Serverless Syncthing vs Dropbox — You may need a server anyway

published Apr 28, 2019 11:15   by admin ( last modified Apr 28, 2019 11:18 )

Since Dropbox doesn't support my file systems anymore, I decided to take a look at Syncthing and Sparkleshare, free and open source folder synchronization alternatives. Syncthing is by far the most polished of these two offerings. It's also cool in that it is peer-to-peer and hence has no center.

Instead it goes point to point and if that doesn't work it (which due to NAT it often does not) it relies on a public cluster of relay servers, or you can run your own if you do not trust that the public servers are unable to read the encrypted traffic.

However the p2p nature of Syncthing becomes a bit of a problem if you want to sync between your own devices, because obviously the sync can only work if the machines are switched on and online at the same time. For your laptops, this is unlikely. And hence Syncthing does not work for that scenario. Unless you have an always on machine also in the mix (you can sync many machines, not just two).

But what do we call a machine that is always switched on?
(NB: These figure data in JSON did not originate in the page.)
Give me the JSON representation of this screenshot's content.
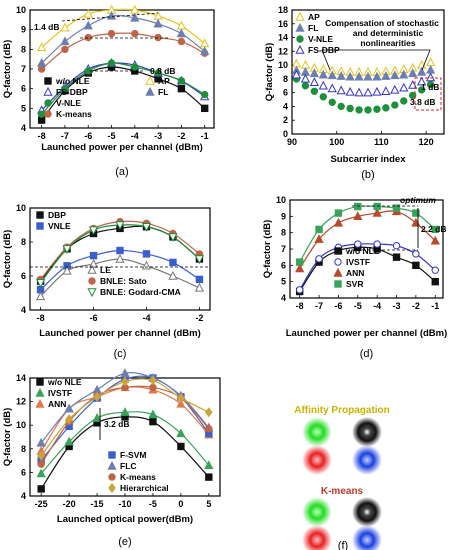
{
  "chart_data": [
    {
      "id": "a",
      "panel_label": "(a)",
      "type": "line",
      "xlabel": "Launched power per channel (dBm)",
      "ylabel": "Q-factor (dB)",
      "xlim": [
        -8.5,
        -0.6
      ],
      "ylim": [
        4,
        10
      ],
      "xticks": [
        -8,
        -7,
        -6,
        -5,
        -4,
        -3,
        -2,
        -1
      ],
      "yticks": [
        4,
        5,
        6,
        7,
        8,
        9,
        10
      ],
      "series": [
        {
          "name": "w/o NLE",
          "marker": "square",
          "color": "#111111",
          "x": [
            -8,
            -7,
            -6,
            -5,
            -4,
            -3,
            -2,
            -1
          ],
          "y": [
            4.4,
            5.9,
            6.8,
            7.1,
            6.9,
            6.5,
            6.0,
            5.0
          ]
        },
        {
          "name": "FS-DBP",
          "marker": "triangle-open",
          "color": "#3333cc",
          "x": [
            -8,
            -7,
            -6,
            -5,
            -4,
            -3,
            -2,
            -1
          ],
          "y": [
            4.9,
            6.1,
            7.0,
            7.3,
            7.2,
            6.8,
            6.4,
            5.6
          ]
        },
        {
          "name": "V-NLE",
          "marker": "circle",
          "color": "#1e8f3a",
          "x": [
            -8,
            -7,
            -6,
            -5,
            -4,
            -3,
            -2,
            -1
          ],
          "y": [
            4.7,
            6.0,
            6.9,
            7.3,
            7.1,
            6.8,
            6.4,
            5.7
          ]
        },
        {
          "name": "K-means",
          "marker": "circle",
          "color": "#c06448",
          "x": [
            -8,
            -7,
            -6,
            -5,
            -4,
            -3,
            -2,
            -1
          ],
          "y": [
            7.0,
            8.0,
            8.6,
            8.8,
            8.8,
            8.6,
            8.4,
            7.8
          ]
        },
        {
          "name": "AP",
          "marker": "triangle-open",
          "color": "#e8c21a",
          "x": [
            -8,
            -7,
            -6,
            -5,
            -4,
            -3,
            -2,
            -1
          ],
          "y": [
            8.1,
            9.1,
            9.8,
            10.0,
            10.0,
            9.7,
            9.2,
            8.3
          ]
        },
        {
          "name": "FL",
          "marker": "triangle",
          "color": "#6c7fb0",
          "x": [
            -8,
            -7,
            -6,
            -5,
            -4,
            -3,
            -2,
            -1
          ],
          "y": [
            7.3,
            8.4,
            9.2,
            9.7,
            9.6,
            9.3,
            8.8,
            7.9
          ]
        }
      ],
      "annotations": [
        "1.4 dB",
        "0.8 dB"
      ]
    },
    {
      "id": "b",
      "panel_label": "(b)",
      "type": "scatter",
      "xlabel": "Subcarrier index",
      "ylabel": "Q-factor (dB)",
      "xlim": [
        90,
        124
      ],
      "ylim": [
        0,
        18
      ],
      "xticks": [
        90,
        100,
        110,
        120
      ],
      "yticks": [
        0,
        2,
        4,
        6,
        8,
        10,
        12,
        14,
        16,
        18
      ],
      "series": [
        {
          "name": "AP",
          "marker": "triangle-open",
          "color": "#e8c21a",
          "x": [
            91,
            93,
            95,
            97,
            99,
            101,
            103,
            105,
            107,
            109,
            111,
            113,
            115,
            117,
            119,
            121
          ],
          "y": [
            10.2,
            10.0,
            9.6,
            9.4,
            9.2,
            9.1,
            9.0,
            9.0,
            9.0,
            9.0,
            9.1,
            9.2,
            9.4,
            9.6,
            10.0,
            10.4
          ]
        },
        {
          "name": "FL",
          "marker": "triangle",
          "color": "#6c7fb0",
          "x": [
            91,
            93,
            95,
            97,
            99,
            101,
            103,
            105,
            107,
            109,
            111,
            113,
            115,
            117,
            119,
            121
          ],
          "y": [
            9.2,
            9.0,
            8.8,
            8.6,
            8.5,
            8.4,
            8.3,
            8.3,
            8.3,
            8.3,
            8.4,
            8.5,
            8.6,
            8.8,
            9.0,
            9.3
          ]
        },
        {
          "name": "V-NLE",
          "marker": "circle",
          "color": "#1e8f3a",
          "x": [
            91,
            93,
            95,
            97,
            99,
            101,
            103,
            105,
            107,
            109,
            111,
            113,
            115,
            117,
            119,
            121
          ],
          "y": [
            8.0,
            7.0,
            6.2,
            5.4,
            4.6,
            4.0,
            3.7,
            3.5,
            3.5,
            3.6,
            3.8,
            4.2,
            4.8,
            5.6,
            6.4,
            7.2
          ]
        },
        {
          "name": "FS-DBP",
          "marker": "triangle-open",
          "color": "#3333cc",
          "x": [
            91,
            93,
            95,
            97,
            99,
            101,
            103,
            105,
            107,
            109,
            111,
            113,
            115,
            117,
            119,
            121
          ],
          "y": [
            8.6,
            8.0,
            7.5,
            7.0,
            6.6,
            6.3,
            6.1,
            6.0,
            6.0,
            6.1,
            6.2,
            6.4,
            6.7,
            7.1,
            7.6,
            8.2
          ]
        }
      ],
      "annotations": [
        "Compensation of stochastic",
        "and deterministic",
        "nonlinearities",
        "1 dB",
        "3.8 dB"
      ]
    },
    {
      "id": "c",
      "panel_label": "(c)",
      "type": "line",
      "xlabel": "Launched power per channel (dBm)",
      "ylabel": "Q-factor (dB)",
      "xlim": [
        -8.4,
        -1.6
      ],
      "ylim": [
        4,
        10
      ],
      "xticks": [
        -8,
        -6,
        -4,
        -2
      ],
      "yticks": [
        4,
        6,
        8,
        10
      ],
      "series": [
        {
          "name": "DBP",
          "marker": "square",
          "color": "#111111",
          "x": [
            -8,
            -7,
            -6,
            -5,
            -4,
            -3,
            -2
          ],
          "y": [
            5.7,
            7.6,
            8.5,
            8.8,
            8.9,
            8.3,
            7.0
          ]
        },
        {
          "name": "VNLE",
          "marker": "square",
          "color": "#3a5fcd",
          "x": [
            -8,
            -7,
            -6,
            -5,
            -4,
            -3,
            -2
          ],
          "y": [
            5.2,
            6.6,
            7.2,
            7.5,
            7.3,
            6.8,
            5.8
          ]
        },
        {
          "name": "LE",
          "marker": "triangle-open",
          "color": "#777777",
          "x": [
            -8,
            -7,
            -6,
            -5,
            -4,
            -3,
            -2
          ],
          "y": [
            4.8,
            6.3,
            6.7,
            7.0,
            6.6,
            6.0,
            5.3
          ]
        },
        {
          "name": "BNLE: Sato",
          "marker": "circle",
          "color": "#c06448",
          "x": [
            -8,
            -7,
            -6,
            -5,
            -4,
            -3,
            -2
          ],
          "y": [
            5.8,
            7.7,
            8.8,
            9.2,
            9.1,
            8.5,
            7.3
          ]
        },
        {
          "name": "BNLE: Godard-CMA",
          "marker": "triangle-down-open",
          "color": "#1e8f3a",
          "x": [
            -8,
            -7,
            -6,
            -5,
            -4,
            -3,
            -2
          ],
          "y": [
            5.6,
            7.6,
            8.7,
            9.0,
            8.9,
            8.3,
            7.0
          ]
        }
      ]
    },
    {
      "id": "d",
      "panel_label": "(d)",
      "type": "line",
      "xlabel": "Launched power per channel (dBm)",
      "ylabel": "Q-factor (dB)",
      "xlim": [
        -8.5,
        -0.6
      ],
      "ylim": [
        4,
        10
      ],
      "xticks": [
        -8,
        -7,
        -6,
        -5,
        -4,
        -3,
        -2,
        -1
      ],
      "yticks": [
        4,
        5,
        6,
        7,
        8,
        9,
        10
      ],
      "series": [
        {
          "name": "w/o NLE",
          "marker": "square",
          "color": "#111111",
          "x": [
            -8,
            -7,
            -6,
            -5,
            -4,
            -3,
            -2,
            -1
          ],
          "y": [
            4.4,
            6.2,
            6.9,
            7.1,
            7.0,
            6.5,
            6.0,
            5.0
          ]
        },
        {
          "name": "IVSTF",
          "marker": "circle-open",
          "color": "#3333cc",
          "x": [
            -8,
            -7,
            -6,
            -5,
            -4,
            -3,
            -2,
            -1
          ],
          "y": [
            4.5,
            6.4,
            7.1,
            7.3,
            7.3,
            7.2,
            6.7,
            5.7
          ]
        },
        {
          "name": "ANN",
          "marker": "triangle",
          "color": "#b84a2a",
          "x": [
            -8,
            -7,
            -6,
            -5,
            -4,
            -3,
            -2,
            -1
          ],
          "y": [
            5.8,
            7.6,
            8.6,
            9.0,
            9.2,
            9.3,
            8.6,
            7.5
          ]
        },
        {
          "name": "SVR",
          "marker": "square",
          "color": "#3aa35a",
          "x": [
            -8,
            -7,
            -6,
            -5,
            -4,
            -3,
            -2,
            -1
          ],
          "y": [
            6.2,
            8.2,
            9.2,
            9.6,
            9.6,
            9.5,
            9.2,
            8.2
          ]
        }
      ],
      "annotations": [
        "optimum",
        "2.2 dB"
      ]
    },
    {
      "id": "e",
      "panel_label": "(e)",
      "type": "line",
      "xlabel": "Launched optical power(dBm)",
      "ylabel": "Q-factor (dB)",
      "xlim": [
        -27,
        7
      ],
      "ylim": [
        4,
        14
      ],
      "xticks": [
        -25,
        -20,
        -15,
        -10,
        -5,
        0,
        5
      ],
      "yticks": [
        4,
        6,
        8,
        10,
        12,
        14
      ],
      "series": [
        {
          "name": "w/o NLE",
          "marker": "square",
          "color": "#111111",
          "x": [
            -25,
            -20,
            -15,
            -10,
            -5,
            0,
            5
          ],
          "y": [
            4.6,
            8.2,
            10.2,
            10.7,
            10.3,
            8.2,
            5.6
          ]
        },
        {
          "name": "IVSTF",
          "marker": "triangle",
          "color": "#3aa35a",
          "x": [
            -25,
            -20,
            -15,
            -10,
            -5,
            0,
            5
          ],
          "y": [
            5.9,
            8.6,
            10.6,
            11.1,
            10.9,
            9.3,
            6.6
          ]
        },
        {
          "name": "ANN",
          "marker": "triangle",
          "color": "#e0784a",
          "x": [
            -25,
            -20,
            -15,
            -10,
            -5,
            0,
            5
          ],
          "y": [
            7.8,
            11.4,
            12.4,
            13.2,
            13.0,
            11.8,
            9.2
          ]
        },
        {
          "name": "F-SVM",
          "marker": "square",
          "color": "#3a5fcd",
          "x": [
            -25,
            -20,
            -15,
            -10,
            -5,
            0,
            5
          ],
          "y": [
            7.0,
            9.9,
            12.3,
            13.9,
            14.0,
            12.4,
            9.3
          ]
        },
        {
          "name": "FLC",
          "marker": "triangle",
          "color": "#6c7fb0",
          "x": [
            -25,
            -20,
            -15,
            -10,
            -5,
            0,
            5
          ],
          "y": [
            8.5,
            11.4,
            13.0,
            14.4,
            14.0,
            12.5,
            9.8
          ]
        },
        {
          "name": "K-means",
          "marker": "circle",
          "color": "#c06448",
          "x": [
            -25,
            -20,
            -15,
            -10,
            -5,
            0,
            5
          ],
          "y": [
            6.7,
            10.3,
            12.5,
            13.2,
            13.2,
            12.3,
            9.7
          ]
        },
        {
          "name": "Hierarchical",
          "marker": "diamond",
          "color": "#c9a43a",
          "x": [
            -25,
            -20,
            -15,
            -10,
            -5,
            0,
            5
          ],
          "y": [
            7.4,
            10.5,
            12.4,
            13.7,
            13.8,
            12.3,
            11.1
          ]
        }
      ],
      "annotations": [
        "3.2 dB"
      ]
    }
  ],
  "panel_f": {
    "panel_label": "(f)",
    "title_ap": "Affinity Propagation",
    "title_km": "K-means",
    "title_ap_color": "#c8b400",
    "title_km_color": "#c0392b",
    "cluster_colors": [
      "#22dd22",
      "#111111",
      "#e82020",
      "#1a3fe0"
    ]
  }
}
Yup, a server. Although the system would be robust since if you lose that machine you can just fire up another one and everything works again.

Still Syncthing feels like it is more for synchronizing files between people. And there git may be a contender. Still Syncthing looks great and I will see if I can tailor it to my needs. Worst case scenario I'll put two servers in the mix, one for relaying and one for making sure synching always works!

That would be two-server serverless architecture :) But with great resilience since the servers can be replaced at any time.